La lecture de ce scénario confirme s’il était besoin que Bruno Dumont est aussi bon écrivain que cinéaste. On pense bien sûr à Louis-Ferdinand Céline pour la vérité oratoire des personnages, tous remarquablement campés dans les inflexions et les manières du Nord, mais on pense également au Jean-René Huguenin de La Côte Sauvage, pour l’ambiance maritime et la sensation d’étrangeté qui se dégage de toutes les situations. Au reste, on s’aperçoit que Bruno Dumont excelle dans son propre sillon stylistique, dans un enchevêtrement de phrases brèves et prolixes, toujours nourries de verbes et d’adjectifs formidablement choisis.
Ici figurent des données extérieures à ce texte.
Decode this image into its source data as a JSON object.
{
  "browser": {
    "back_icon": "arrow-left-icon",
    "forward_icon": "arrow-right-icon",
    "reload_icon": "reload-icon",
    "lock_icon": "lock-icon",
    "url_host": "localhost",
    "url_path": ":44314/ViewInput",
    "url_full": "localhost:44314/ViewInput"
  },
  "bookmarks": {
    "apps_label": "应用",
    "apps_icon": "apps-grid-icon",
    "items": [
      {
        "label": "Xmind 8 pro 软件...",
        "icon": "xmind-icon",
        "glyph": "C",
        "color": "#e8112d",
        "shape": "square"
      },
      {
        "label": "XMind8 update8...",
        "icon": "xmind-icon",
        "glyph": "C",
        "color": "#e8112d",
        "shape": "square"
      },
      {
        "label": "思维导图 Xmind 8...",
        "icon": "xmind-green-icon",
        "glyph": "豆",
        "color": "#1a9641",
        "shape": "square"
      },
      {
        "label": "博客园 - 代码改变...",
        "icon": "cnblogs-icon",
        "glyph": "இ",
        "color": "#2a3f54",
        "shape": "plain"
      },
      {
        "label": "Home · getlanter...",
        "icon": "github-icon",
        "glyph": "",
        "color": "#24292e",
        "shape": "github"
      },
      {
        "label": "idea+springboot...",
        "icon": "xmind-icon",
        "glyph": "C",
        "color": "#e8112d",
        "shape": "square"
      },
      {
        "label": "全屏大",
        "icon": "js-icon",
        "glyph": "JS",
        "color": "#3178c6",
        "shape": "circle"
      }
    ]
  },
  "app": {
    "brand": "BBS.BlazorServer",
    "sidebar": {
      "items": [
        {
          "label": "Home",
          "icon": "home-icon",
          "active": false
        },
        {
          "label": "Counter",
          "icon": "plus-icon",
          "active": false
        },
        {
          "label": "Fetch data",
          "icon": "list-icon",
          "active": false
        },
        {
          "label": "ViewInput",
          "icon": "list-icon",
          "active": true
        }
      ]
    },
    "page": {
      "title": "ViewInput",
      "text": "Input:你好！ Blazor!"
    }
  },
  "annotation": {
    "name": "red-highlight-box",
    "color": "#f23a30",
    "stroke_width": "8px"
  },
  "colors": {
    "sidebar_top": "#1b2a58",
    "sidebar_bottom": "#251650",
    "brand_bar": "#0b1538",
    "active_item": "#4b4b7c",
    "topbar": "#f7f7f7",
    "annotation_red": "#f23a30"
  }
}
De sorte que le succès de P’tit Quinquin à l’écran repose avant tout sur un texte indéniablement travaillé. Il est par conséquent fort dommage que cette partie de l’œuvre n’ait guère été mise en avant, si elle a jamais vraiment fait l’objet d’une attention particulière un jour.

On pourra donc découvrir ou redécouvrir P’tit Quinquin dans le texte et le savourer comme un roman constitué de quatre longs chapitres. L’enjeu narratif se noue à la fois dans le tragique et le comique, et c’est précisément cela qui fait songer derechef au meilleur de Céline, lorsque l’écrivain pouvait envisager une histoire d’amour en la hissant sur les tréteaux de la saloperie humaine. Il en va ainsi du béguin de P’tit Quinquin pour sa voisine Ève Terrier : ils sont comiques de s’aimer avec une maladresse d’enfants de dix ans, mais ils sont tragiques de perpétuer leur amour dans un microcosme où le Mal s’évertue à semer ses calamités. La jonction des deux tonalités suscite d’immenses déplorations atténuées par des éclats de rire franchement tonitrués. En outre, le tragique ne perd pas de ses attributs dans la mesure où les morts violentes se succèdent, cependant, à la toute fin, le dénouement suggère un reflux des forces nuisibles, lorsqu’un aspect du Mal est hypothétiquement désigné. Le fait même d’identifier la source probable des malheurs contribue à les attendrir.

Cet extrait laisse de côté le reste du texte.